Purpose: The gene encoding cytochrome p450 family 2 subfamily D polypeptide 6 (CYP2D6) is a key pharmacogenetic marker for an enzyme which confers poor, intermediate, extensive, and ultrarapid phase I metabolism of many endogenous toxins and foreign compounds, including marketed opiate-based drugs. The pharmacogenetics of opiate metabolism is particularly important due to the relatively high incidence of addiction and overdose of opiates. Recently, trans-acting opiate metabolism and analgesic response enzymes (UGT2B7, ABCB1 [also called p-glycoprotein and/or multi-drug resistant protein], OPRM1, and COMT) have been incorporated into pharmacogenetic studies to generate more comprehensive metabolic profiles of patients. While meaningful, these studies are limited in that demography is not documented during sample selection, and use of targeted genotyping approaches inherently cannot detect novel variants. With use of massively parallel sequencing, it is possible to identify additional polymorphisms that fine tune, or refine, previous pharmacogenetic findings. Methods: The 1000 Genomes Project data were analyzed in two phases: (1) To describe population genetic variation and summary statistics for these five genes in self-reported healthy individuals in five super- and 26 sub-populations; and (2) To utilize individual polymorphism data to form full-gene haplotypes of the five genes of interest in the same sample set to use full-gene information to refine metabolizer phenotype estimates.

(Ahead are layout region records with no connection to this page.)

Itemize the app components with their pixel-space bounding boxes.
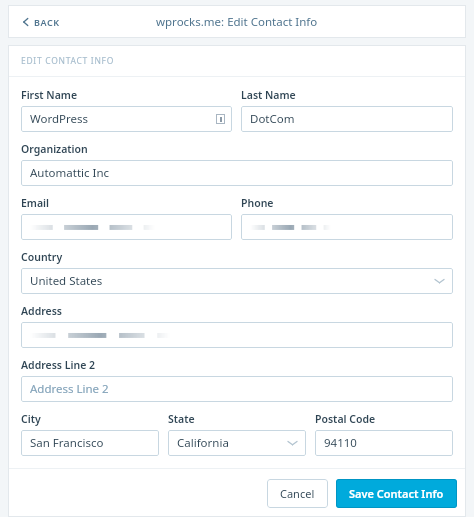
button[interactable]: Cancel <box>267 479 328 508</box>
staticText: DotCom <box>250 111 295 127</box>
other: Open dropdown <box>435 278 444 284</box>
staticText: BACK <box>34 16 60 28</box>
other: Open dropdown <box>288 440 297 446</box>
button[interactable]: BACK <box>16 11 66 33</box>
staticText: Cancel <box>280 486 315 501</box>
button[interactable]: San Francisco <box>21 430 159 456</box>
staticText: Save Contact Info <box>349 486 444 501</box>
button[interactable]: WordPress <box>21 106 232 132</box>
staticText: United States <box>30 273 103 289</box>
staticText: Automattic Inc <box>30 165 110 181</box>
staticText: WordPress <box>30 111 88 127</box>
button[interactable]: 94110 <box>315 430 453 456</box>
staticText: Phone <box>241 196 274 210</box>
staticText: EDIT CONTACT INFO <box>21 55 115 67</box>
staticText: California <box>177 435 229 451</box>
button[interactable]: Address Line 2 <box>21 376 453 402</box>
staticText: wprocks.me: Edit Contact Info <box>156 14 318 30</box>
staticText: Email <box>21 196 50 210</box>
button[interactable] <box>241 214 453 240</box>
button[interactable]: United States <box>21 268 453 294</box>
button[interactable]: Save Contact Info <box>336 479 457 508</box>
staticText: Postal Code <box>315 412 376 426</box>
staticText: Address Line 2 <box>21 358 96 372</box>
staticText: San Francisco <box>30 435 104 451</box>
staticText: State <box>168 412 195 426</box>
button[interactable]: DotCom <box>241 106 453 132</box>
staticText: Last Name <box>241 88 296 102</box>
button[interactable] <box>21 214 232 240</box>
button[interactable]: California <box>168 430 306 456</box>
other: Autofill <box>216 114 225 124</box>
staticText: Address <box>21 304 63 318</box>
staticText: City <box>21 412 41 426</box>
staticText: First Name <box>21 88 78 102</box>
button[interactable]: Automattic Inc <box>21 160 453 186</box>
button[interactable] <box>21 322 453 348</box>
staticText: Address Line 2 <box>30 381 109 397</box>
staticText: 94110 <box>324 435 357 451</box>
staticText: Country <box>21 250 63 264</box>
staticText: Organization <box>21 142 88 156</box>
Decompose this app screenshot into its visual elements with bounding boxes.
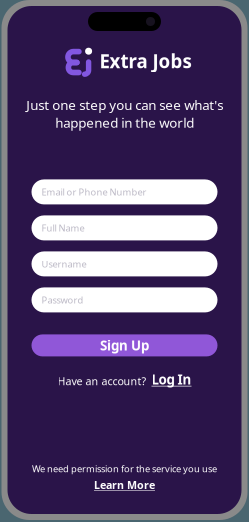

Both phases of this work were performed using R Studio®, Excel-based workbooks, Genetic Data Analysis, and TreeView. Results: A summary is provided of population statistics, variant effect predictions, and clustering of super- and sub-populations based on pharmacogenetically relevant polymorphisms in five genes whose protein products are associated with opiate metabolism. Comparisons of current standards versus full-gene metabolizer phenotype predictions indicate that a full-gene approach provides better resolution of metabolizer phenotype. These data also indicate that a substantial portion of extensive metabolizers may be incorrectly classified as such due to novel damaging polymorphisms elsewhere in the gene. Conclusions: The results of these studies serve as substantial baseline population genetic data of individual pharmacogenetically relevant polymorphisms and highlight the advantage of using full-gene sequence information to infer metabolizer phenotypes.